SPSS 13.0 was employed to run the t-test, ANOVA, and curve fitting of 11 equations (Linear, Logarithmic, Inverse, Quadratic, Cubic, Compound, Power, S, Growth, Exponential, Logistic) to estimate the relationship between any dependent variables (TAR and Runc) and independent variables (affected population, number of index cases, and incidence on the first day). The equations of the 11 models were shown as follows:

$${\rm{Linear}}:f(x)={b}_{0}+{b}_{1}x$$
$${\rm{Logarithmic}}:f(x)={b}_{0}+{b}_{1}\,\mathrm{ln}\,(x)$$
$${\rm{Inverse}}:f(x)={b}_{0}+\frac{{b}_{1}}{x}$$
$${\rm{Quadratic}}:f(x)={b}_{0}+{b}_{1}x+{b}_{2}{x}^{2}$$
$${\rm{Cubic}}:f(x)={b}_{0}+{b}_{1}x+{b}_{2}{x}^{2}+{b}_{3}{x}^{3}$$
$${\rm{Compound}}:f(x)={b}_{0}+{b}_{1}^{x}$$
$${\rm{Power}}:f(x)={b}_{0}+{x}^{{b}_{1}}$$
$${\rm{S}}:f(x)={e}^{({b}_{0}+\frac{{b}_{1}}{x})}$$
$${\rm{Growth}}:f(x)={e}^{({b}_{0}+{b}_{1}x)}$$
$${\rm{Exponential}}:f(x)={b}_{0}{e}^{{b}_{1}x}$$
$${\rm{Logistic}}:f(x)=\frac{1}{\frac{1}{u}+{b}_{0}+{b}_{1}^{x}}$$

In the equations, x and f(x) refer to the independent (affected population, number of index cases, and incidence on the first day) and dependent variables (total attack rate and Runc), repectively; b0, b1, b2, b3, and u refer to the coefficients of the models which were estimated by curve fitting with the data.

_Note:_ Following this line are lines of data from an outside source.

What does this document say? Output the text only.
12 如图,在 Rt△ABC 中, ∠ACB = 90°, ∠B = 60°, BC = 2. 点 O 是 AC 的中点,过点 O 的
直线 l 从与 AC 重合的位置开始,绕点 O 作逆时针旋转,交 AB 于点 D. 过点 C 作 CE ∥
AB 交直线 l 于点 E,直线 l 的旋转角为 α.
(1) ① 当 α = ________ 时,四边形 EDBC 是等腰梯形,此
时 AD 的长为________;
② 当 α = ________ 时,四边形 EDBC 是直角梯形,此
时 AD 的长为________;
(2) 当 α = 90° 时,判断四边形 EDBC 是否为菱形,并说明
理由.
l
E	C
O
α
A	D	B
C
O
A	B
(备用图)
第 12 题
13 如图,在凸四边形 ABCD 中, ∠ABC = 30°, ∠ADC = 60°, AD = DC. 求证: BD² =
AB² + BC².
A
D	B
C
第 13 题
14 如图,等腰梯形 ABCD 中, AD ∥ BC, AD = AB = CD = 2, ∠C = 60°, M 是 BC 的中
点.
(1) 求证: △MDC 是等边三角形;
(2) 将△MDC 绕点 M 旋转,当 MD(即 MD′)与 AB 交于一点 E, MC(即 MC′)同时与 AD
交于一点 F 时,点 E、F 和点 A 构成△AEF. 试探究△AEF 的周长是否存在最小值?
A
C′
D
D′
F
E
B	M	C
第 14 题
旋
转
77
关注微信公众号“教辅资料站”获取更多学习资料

Determination coefficient (R2) was employed to evaluate the curve fitting. Total attack rate (TAR) and incidence on the first day (Ifd) were calculated by the following equations:

$$TAR=\frac{{N}_{A}}{{N}_{p}}\times 100 \% $$
$${I}_{fd}=\frac{{N}_{ic}}{{N}_{p}}\times 100 \% $$

NA, Nic, and Np refer to the number of total cases in the outbreak, the number of index cases, and population of the school, respectively.

The 95% CIs of TAR were calculated by binomial distribution method and those of Runc were calculated by t distribution method. These procedures were all performed by SPSS 13.0.